Because we live in the country, we’re used to all manner of creatures scurrying, scampering and digging around the property. At one time or another, we’ve had raccoons, deer, skunks, porcupines, rabbits, birds and squirrels prey on garden plants, dealt with by a judicious mix of fences, nets, traps and buckshot. As for the compost pile, sea gulls and crows are the most avid customers, easily foiled by burying anything especially fresh and delicious (like last night’s lobster shells) in the heap, out of view. Visiting dogs are a problem only when the owners object to what we’ve “fed” their pet. (Ever hear of a leash?) We also, once, encountered the great bete noire of composting: the rat.

People logically find rats creepy, scary and an emblem of squalor. It is considered gauche to attract them to the neighborhood. And they are not, as people will tell you, only attracted by meat scraps, dairy, fish and cooked food. They like any food scraps, and the compost pile is also a handy place for them to nest and hide. But there’s a very simple solution: Build a wood-framed compost bin, and then staple hardware cloth mesh with half-inch openings to the bottom, the lid and all four sides.

For us it’s very important to keep rats out of livestock feed and out of the greenhouse, where they would eat young plants, so we monitor all areas to keep the farm rat-free. A friend once took the aggressive approach of running a hose from his truck’s exhaust pipe to an obvious rat burrow in his compost pile. That was a success, but his experiment with a blast from his flame gun was not. He set the pile on fire. Most likely, it was too dry. A healthy, moist, rapidly decomposing heap is far less likely to attract rodents.

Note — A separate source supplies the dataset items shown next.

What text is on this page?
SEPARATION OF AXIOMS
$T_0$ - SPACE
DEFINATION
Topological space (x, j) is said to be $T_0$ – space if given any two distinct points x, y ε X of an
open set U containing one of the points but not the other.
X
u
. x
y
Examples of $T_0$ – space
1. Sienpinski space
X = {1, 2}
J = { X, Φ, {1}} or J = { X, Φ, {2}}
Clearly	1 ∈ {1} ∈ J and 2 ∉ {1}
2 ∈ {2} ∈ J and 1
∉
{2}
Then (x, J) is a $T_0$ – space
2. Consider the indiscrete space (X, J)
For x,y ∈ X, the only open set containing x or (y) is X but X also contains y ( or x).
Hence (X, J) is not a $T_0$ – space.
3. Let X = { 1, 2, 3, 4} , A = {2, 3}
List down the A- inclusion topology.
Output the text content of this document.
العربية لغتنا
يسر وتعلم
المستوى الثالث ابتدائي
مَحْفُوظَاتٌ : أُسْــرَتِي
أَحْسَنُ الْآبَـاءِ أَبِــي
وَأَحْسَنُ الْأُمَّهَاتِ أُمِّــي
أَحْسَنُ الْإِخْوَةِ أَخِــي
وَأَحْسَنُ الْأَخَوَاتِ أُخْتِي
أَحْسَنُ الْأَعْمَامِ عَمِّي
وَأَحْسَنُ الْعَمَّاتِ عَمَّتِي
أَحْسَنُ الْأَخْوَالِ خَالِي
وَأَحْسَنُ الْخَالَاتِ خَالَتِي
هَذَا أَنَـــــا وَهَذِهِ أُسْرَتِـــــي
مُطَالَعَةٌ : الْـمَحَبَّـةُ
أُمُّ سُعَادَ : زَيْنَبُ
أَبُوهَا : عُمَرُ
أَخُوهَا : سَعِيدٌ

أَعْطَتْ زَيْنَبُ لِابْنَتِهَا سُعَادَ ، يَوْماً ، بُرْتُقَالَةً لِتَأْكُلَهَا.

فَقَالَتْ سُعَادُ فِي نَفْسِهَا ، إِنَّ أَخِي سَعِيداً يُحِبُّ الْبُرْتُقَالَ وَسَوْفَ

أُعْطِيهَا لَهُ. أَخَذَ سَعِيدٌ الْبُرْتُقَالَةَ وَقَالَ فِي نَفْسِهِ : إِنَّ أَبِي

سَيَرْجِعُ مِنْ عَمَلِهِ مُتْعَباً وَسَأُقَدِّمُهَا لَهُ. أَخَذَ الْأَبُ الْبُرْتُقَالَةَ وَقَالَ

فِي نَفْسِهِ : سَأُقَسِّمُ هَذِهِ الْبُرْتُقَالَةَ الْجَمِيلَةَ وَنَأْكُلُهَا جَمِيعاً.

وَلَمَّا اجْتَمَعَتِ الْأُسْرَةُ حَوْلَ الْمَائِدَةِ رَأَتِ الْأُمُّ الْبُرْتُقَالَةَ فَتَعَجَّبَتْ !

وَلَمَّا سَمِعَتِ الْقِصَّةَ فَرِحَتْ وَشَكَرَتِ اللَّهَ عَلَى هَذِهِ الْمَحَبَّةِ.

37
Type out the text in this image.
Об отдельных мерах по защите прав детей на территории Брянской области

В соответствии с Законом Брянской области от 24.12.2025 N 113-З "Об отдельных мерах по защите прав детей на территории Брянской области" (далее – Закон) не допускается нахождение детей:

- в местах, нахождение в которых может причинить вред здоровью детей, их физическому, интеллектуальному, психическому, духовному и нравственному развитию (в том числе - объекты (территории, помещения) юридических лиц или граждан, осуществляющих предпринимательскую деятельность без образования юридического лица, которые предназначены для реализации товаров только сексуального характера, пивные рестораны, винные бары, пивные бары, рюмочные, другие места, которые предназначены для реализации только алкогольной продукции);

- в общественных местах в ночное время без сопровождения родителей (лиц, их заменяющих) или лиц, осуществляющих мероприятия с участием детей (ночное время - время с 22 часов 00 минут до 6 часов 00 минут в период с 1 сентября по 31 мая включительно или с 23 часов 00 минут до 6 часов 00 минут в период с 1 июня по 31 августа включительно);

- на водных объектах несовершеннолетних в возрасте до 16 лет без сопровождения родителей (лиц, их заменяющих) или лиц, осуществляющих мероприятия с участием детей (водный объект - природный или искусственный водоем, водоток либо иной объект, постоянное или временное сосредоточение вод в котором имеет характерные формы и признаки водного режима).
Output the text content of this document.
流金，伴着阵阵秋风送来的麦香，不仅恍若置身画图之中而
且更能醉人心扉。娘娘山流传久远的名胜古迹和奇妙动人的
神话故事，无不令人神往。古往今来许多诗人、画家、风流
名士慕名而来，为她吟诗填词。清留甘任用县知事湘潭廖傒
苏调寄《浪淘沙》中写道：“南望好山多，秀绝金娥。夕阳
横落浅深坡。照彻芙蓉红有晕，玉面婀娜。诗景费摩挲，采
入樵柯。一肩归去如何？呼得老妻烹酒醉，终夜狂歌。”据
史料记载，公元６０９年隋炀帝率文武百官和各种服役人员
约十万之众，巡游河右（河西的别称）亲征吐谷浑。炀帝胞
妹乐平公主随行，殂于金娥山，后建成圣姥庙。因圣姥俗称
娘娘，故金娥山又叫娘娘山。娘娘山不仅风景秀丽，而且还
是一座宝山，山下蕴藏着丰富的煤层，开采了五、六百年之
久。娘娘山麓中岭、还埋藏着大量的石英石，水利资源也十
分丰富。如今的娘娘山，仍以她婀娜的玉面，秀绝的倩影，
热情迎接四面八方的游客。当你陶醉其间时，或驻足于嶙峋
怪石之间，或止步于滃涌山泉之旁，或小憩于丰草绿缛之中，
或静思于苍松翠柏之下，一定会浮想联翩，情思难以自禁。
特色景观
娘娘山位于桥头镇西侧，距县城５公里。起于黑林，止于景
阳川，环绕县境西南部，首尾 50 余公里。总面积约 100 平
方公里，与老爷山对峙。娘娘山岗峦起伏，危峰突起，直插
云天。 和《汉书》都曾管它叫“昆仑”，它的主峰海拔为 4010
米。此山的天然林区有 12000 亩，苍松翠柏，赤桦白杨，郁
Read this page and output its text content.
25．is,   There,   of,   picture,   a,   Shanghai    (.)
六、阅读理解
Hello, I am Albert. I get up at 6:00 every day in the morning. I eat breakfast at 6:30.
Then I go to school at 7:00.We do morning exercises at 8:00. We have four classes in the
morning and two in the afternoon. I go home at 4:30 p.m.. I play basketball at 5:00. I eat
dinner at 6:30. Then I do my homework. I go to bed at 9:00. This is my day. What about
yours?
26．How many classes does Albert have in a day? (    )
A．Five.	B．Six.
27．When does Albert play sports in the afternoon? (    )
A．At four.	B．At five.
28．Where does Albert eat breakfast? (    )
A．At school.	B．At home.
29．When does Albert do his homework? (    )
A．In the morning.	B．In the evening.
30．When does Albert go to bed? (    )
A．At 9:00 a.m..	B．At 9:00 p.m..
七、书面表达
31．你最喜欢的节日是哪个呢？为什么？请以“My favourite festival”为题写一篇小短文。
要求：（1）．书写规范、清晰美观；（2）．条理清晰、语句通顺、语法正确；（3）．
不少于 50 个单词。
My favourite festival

We’re much more bothered by the far more numerous and destructive voles that nibble our salad crops. Part of our vole program is to encourage the participation of owls, hawks, snakes and other helpful predators. Mowing weedy areas in the yard helps to expose voles to their sharp eyes. That helps to deter rats, too. My husband has also suggested that we get a Jack Russell terrier. These very cute and hyperactive animals dispatch all rodents — rats especially — with glee. Unfortunately, they dig up the garden mercilessly in the process.

One day I was turning a compost pile, and when I got down to the bottom, a rat suddenly ran out. I admit it gave me a bit of a start.

“We’re getting a Jack Russell,” my husband said.

“We. Are. Not. Getting. A. Jack. Russell.”

“Well, how about a Jack Daniel’s?” he replied.

Not a bad idea.

Damrosch is a freelance writer and the author of “The Garden Primer.”